Fidelis escorregou no sangue no chão e caiu na poça de sangue enquanto tentava fugir apressadamente para evitar o fantasma. O sangue encharcou seu rosto enquanto caía, e a poça de sangue foi rapidamente absorvida pelo pijama. O cheiro repugnante estimulou seu olfato.
— Por que isso está acontecendo comigo…?
Fidelis, que soluçava, se levantou e apertou os dentes. Em suas palmas, podia-se ver sangue e algumas feridas. Ela pegou a mão de Alvin e tentou escapar, mas hesitou quando viu sua mão, que estava cheia de sangue. Então Alvin de repente pegou sua mão.
— Va-vamos rápido, Fidelis!
— Sim, sim!
Apertando os pés que escorregavam no sangue, Fidelis e Alvin começaram a correr. Astin continuava correndo desesperado. Fidelis olhou para trás, depois sibilou e arrastou Alvin na direção oposta a Astin.
— Uh, o quê?
— É hora! Vamos nos livrar desse cara!
— Você é a irmã da minha mestra, claro!
— Vou tomar isso como um elogio.
— Você está certa, é um elogio!
Fidelis sorriu levemente enquanto Alvin sorria. Então viu os sinais de Alvin.
— O quê?
Quando a ferida Fidelis perguntou com um olhar desanimado, Alvin apontou para o rosto dela. Só então ela tentou limpar o rosto com as mangas, mas como já estavam cobertas de sangue, parecia que não fazia sentido limpá-las. Sentiu pena porque até a jaqueta de Zion estava suja.
Fidelis se virou para ver em que direção o fantasma estava indo. Felizmente, o fantasma corria em direção a Astin. Ela apertou a mão de Alvin, escondendo-se no canto e respirando o mais leve possível.
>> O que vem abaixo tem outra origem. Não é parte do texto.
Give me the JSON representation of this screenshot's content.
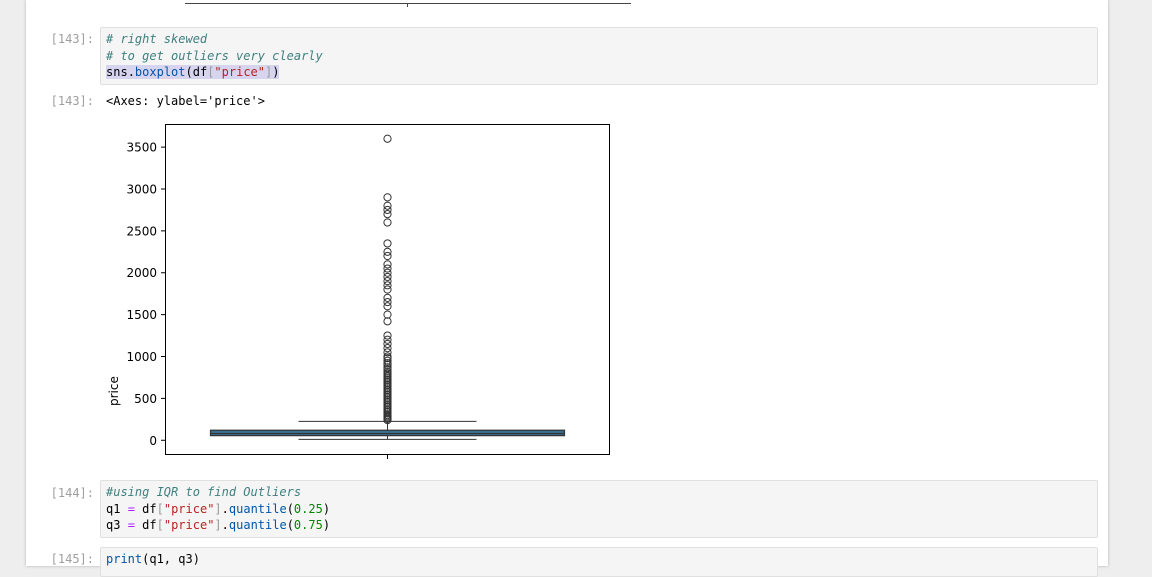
{
  "cells": [
    {
      "prompt": "[143]:",
      "code": [
        [
          {
            "t": "# right skewed",
            "c": "cm-comment"
          }
        ],
        [
          {
            "t": "# to get outliers very clearly",
            "c": "cm-comment"
          }
        ],
        [
          {
            "t": "sns",
            "c": "cm-var hl"
          },
          {
            "t": ".",
            "c": "cm-var hl"
          },
          {
            "t": "boxplot",
            "c": "cm-prop hl"
          },
          {
            "t": "(df",
            "c": "cm-var hl"
          },
          {
            "t": "[",
            "c": "cm-br hl"
          },
          {
            "t": "\"price\"",
            "c": "cm-str hl"
          },
          {
            "t": "]",
            "c": "cm-br hl"
          },
          {
            "t": ")",
            "c": "cm-var hl"
          }
        ]
      ],
      "out_prompt": "[143]:",
      "output": "<Axes: ylabel='price'>"
    },
    {
      "prompt": "[144]:",
      "code": [
        [
          {
            "t": "#using IQR to find Outliers",
            "c": "cm-comment"
          }
        ],
        [
          {
            "t": "q1 ",
            "c": "cm-var"
          },
          {
            "t": "=",
            "c": "cm-op"
          },
          {
            "t": " df",
            "c": "cm-var"
          },
          {
            "t": "[",
            "c": "cm-br"
          },
          {
            "t": "\"price\"",
            "c": "cm-str"
          },
          {
            "t": "]",
            "c": "cm-br"
          },
          {
            "t": ".",
            "c": "cm-var"
          },
          {
            "t": "quantile",
            "c": "cm-prop"
          },
          {
            "t": "(",
            "c": "cm-var"
          },
          {
            "t": "0.25",
            "c": "cm-num"
          },
          {
            "t": ")",
            "c": "cm-var"
          }
        ],
        [
          {
            "t": "q3 ",
            "c": "cm-var"
          },
          {
            "t": "=",
            "c": "cm-op"
          },
          {
            "t": " df",
            "c": "cm-var"
          },
          {
            "t": "[",
            "c": "cm-br"
          },
          {
            "t": "\"price\"",
            "c": "cm-str"
          },
          {
            "t": "]",
            "c": "cm-br"
          },
          {
            "t": ".",
            "c": "cm-var"
          },
          {
            "t": "quantile",
            "c": "cm-prop"
          },
          {
            "t": "(",
            "c": "cm-var"
          },
          {
            "t": "0.75",
            "c": "cm-num"
          },
          {
            "t": ")",
            "c": "cm-var"
          }
        ]
      ]
    },
    {
      "prompt": "[145]:",
      "code": [
        [
          {
            "t": "print",
            "c": "cm-prop"
          },
          {
            "t": "(q1, q3)",
            "c": "cm-var"
          }
        ]
      ]
    }
  ],
  "chart_data": {
    "type": "box",
    "ylabel": "price",
    "xlabel": "",
    "ylim": [
      -170,
      3770
    ],
    "yticks": [
      0,
      500,
      1000,
      1500,
      2000,
      2500,
      3000,
      3500
    ],
    "box": {
      "whisker_low": 10,
      "q1": 55,
      "median": 80,
      "q3": 120,
      "whisker_high": 225
    },
    "box_color": "#3a6e8f",
    "outliers": [
      3600,
      2900,
      2800,
      2750,
      2700,
      2600,
      2350,
      2250,
      2200,
      2100,
      2050,
      2000,
      1950,
      1900,
      1850,
      1800,
      1700,
      1650,
      1600,
      1500,
      1420,
      1250,
      1200,
      1150,
      1100,
      1050,
      1000,
      980,
      950,
      920,
      900,
      870,
      850,
      820,
      800,
      780,
      760,
      740,
      720,
      700,
      680,
      660,
      640,
      620,
      600,
      580,
      560,
      540,
      520,
      500,
      480,
      460,
      440,
      420,
      400,
      380,
      360,
      340,
      320,
      300,
      285,
      270,
      255,
      240
    ]
  }
}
Lembrou-se novamente das palavras do fantasma que viu antes.
[… chegue mais perto… está com medo?]
[Está com frio…?]
[O que você disse? Ha, ha, ha.]
Cada uma dessas palavras parecia com o que Sahra disse. Estava muito escuro e translúcido para olhar corretamente, mas o murmúrio do fantasma era certamente o que Sahra havia dito.
“Essa é Sahra, tenho certeza.”
Depois de ser brutalmente assassinada aqui, estava claro que ela também permaneceu aqui. Então o diabo poderia ter conhecimento sobre isso também.
Agora ela não sentia nenhuma simpatia pelo diabo que perdeu Rasna. Até seu afeto por Rasna começou a parecer uma mentira.
Ele realmente estava tentando arruiná-la, como já havia dito. Por isso estava usando Beth para mantê-la longe de Hakan e Iseult, e para tornar tudo mais divertido.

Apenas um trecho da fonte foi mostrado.